27 sept 2017

EL NIÑO SOL



Eliad Jhosué
Foto: El Jefe Julián Jhosué

Mirando el horizonte su sonrisa vislumbró en la academia del placer: ver, escuchar, palpar y oír. Era hermosa su sonrisa inocente, enamoraba su gesticulación poética, amarraba dulcificado a los cuatro vientos cardinales y a la vez los besaba tiernamente con su bonanza infantil. Una lágrima vertió el cielo camuflado con nubes y los cabellos solares del niño fulguraron como el latigazo de un relámpago peregrino.

¡Hojas! grito el niño sonriente y sus manecitas tiernas señalaron nubes blancas, tan blanquecinas como el blanco del algodón pajarito.

¡Hojas! volvió a gritar con más ahínco, su sonrisa dibujo matices claros y su pelo brillo más que la luz abrasiva solar.
¡Hojas! balbució soñoliento, cerró sus ojos y se trasmutó ligero a un cielo más distante y teñido con el azul de la profundidad del universo.

¿Hojas u ojos? Preguntó impresionado un vejete encorvado, perturbado por los gritos del chico. El medio hombre era un anciano remolón, muy viejo, ajado, retorcido, arrugado y canijo, todo  vestido de blanco pascua de los pies a la cabeza,  en sus manos hilachudas portaba un tronco que parecía confundirse con su piel por la similitud de la textura erosionada.

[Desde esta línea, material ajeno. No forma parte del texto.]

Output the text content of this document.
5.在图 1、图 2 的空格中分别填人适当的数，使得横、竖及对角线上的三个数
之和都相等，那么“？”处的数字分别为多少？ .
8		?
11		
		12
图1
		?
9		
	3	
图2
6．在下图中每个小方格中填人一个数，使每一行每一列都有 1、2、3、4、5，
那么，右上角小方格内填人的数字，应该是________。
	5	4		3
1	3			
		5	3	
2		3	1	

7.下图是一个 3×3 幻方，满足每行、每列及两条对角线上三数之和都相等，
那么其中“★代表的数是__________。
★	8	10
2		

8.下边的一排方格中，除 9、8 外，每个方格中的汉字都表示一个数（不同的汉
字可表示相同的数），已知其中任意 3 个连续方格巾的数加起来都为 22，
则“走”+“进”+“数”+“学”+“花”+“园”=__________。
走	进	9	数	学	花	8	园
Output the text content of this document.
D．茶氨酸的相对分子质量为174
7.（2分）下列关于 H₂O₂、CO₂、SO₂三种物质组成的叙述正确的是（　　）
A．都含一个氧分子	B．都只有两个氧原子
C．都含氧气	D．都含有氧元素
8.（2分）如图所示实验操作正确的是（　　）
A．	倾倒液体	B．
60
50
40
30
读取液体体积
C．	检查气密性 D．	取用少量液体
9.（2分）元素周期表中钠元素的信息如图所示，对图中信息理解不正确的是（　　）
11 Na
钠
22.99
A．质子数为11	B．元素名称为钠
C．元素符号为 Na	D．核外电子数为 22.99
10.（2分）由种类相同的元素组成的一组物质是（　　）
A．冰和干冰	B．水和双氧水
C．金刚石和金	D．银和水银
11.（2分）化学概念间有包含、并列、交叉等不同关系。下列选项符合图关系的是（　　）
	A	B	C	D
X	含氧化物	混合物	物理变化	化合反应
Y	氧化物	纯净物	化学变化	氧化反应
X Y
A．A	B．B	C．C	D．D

¡Hojas! son hojas buen anciano. El niño al contestar irguió su pequeño rostro y volvió a sonreír y el anciano al ver aquella sonrisa mágica sintió que por sus venas fluía hielo con espuma, un torrente de células madres que parecían devorarse y alimentarse con las viejas, usaban los nutrientes envejecidos para convertirlos en un torrente milagroso. ¿Qué me está pasando? masculló impresionado arrastrado por la fuerza con que se engranaban sus huesos y su carne corrompida.

El Anciano de blanco abriendo más sus parpados enrojecidos,  volvió a observar aquella sonrisa veleidosa y entonces miles de ramalazos de sangre hirviente incendiaron con vapor frío sus cansados tendones, abriendo sus brazos grito,  el anciano sentía un profundo placer que le proporcionaba la vitalidad de juventud que le regalaba la sonrisa del niño.

¡Juala! Profirió y corrió despavorido, corrió como alma perseguida por algún demonio con cuernos encendidos y se perdió en el denso follaje de aquella tarde gloriosa.

¡Hojas! Volvió a gritar el niño mientras su delgada cabellera cogía fuego y lo expandía con fina elegancia en las alas del viento. Dijo: ¡Llévalas querido Eolo, lleva las hojas donde el milagro pueda verla y los que están ciegos puedan ver la luz de sus ojos ciegos!

Y entonces en aquel mediodía se escuchó en la distancia el eco sonoro de un aullido veloz, una estampida de crujiros secos apretujo la morada del lánguido paisaje de otoño el cual pinto con una brocha grande los senderos con un paño de blanco oro.

¡Hojas! grito el niño, se ha marchado el otoño, viene el invierno andante y frío.


Y luego se marchó con la cabellera del sol, su sonrisa se dibujó en el ocaso y se pintó en el mar encogido por la noche blanca de aullidos moteados y salvajes.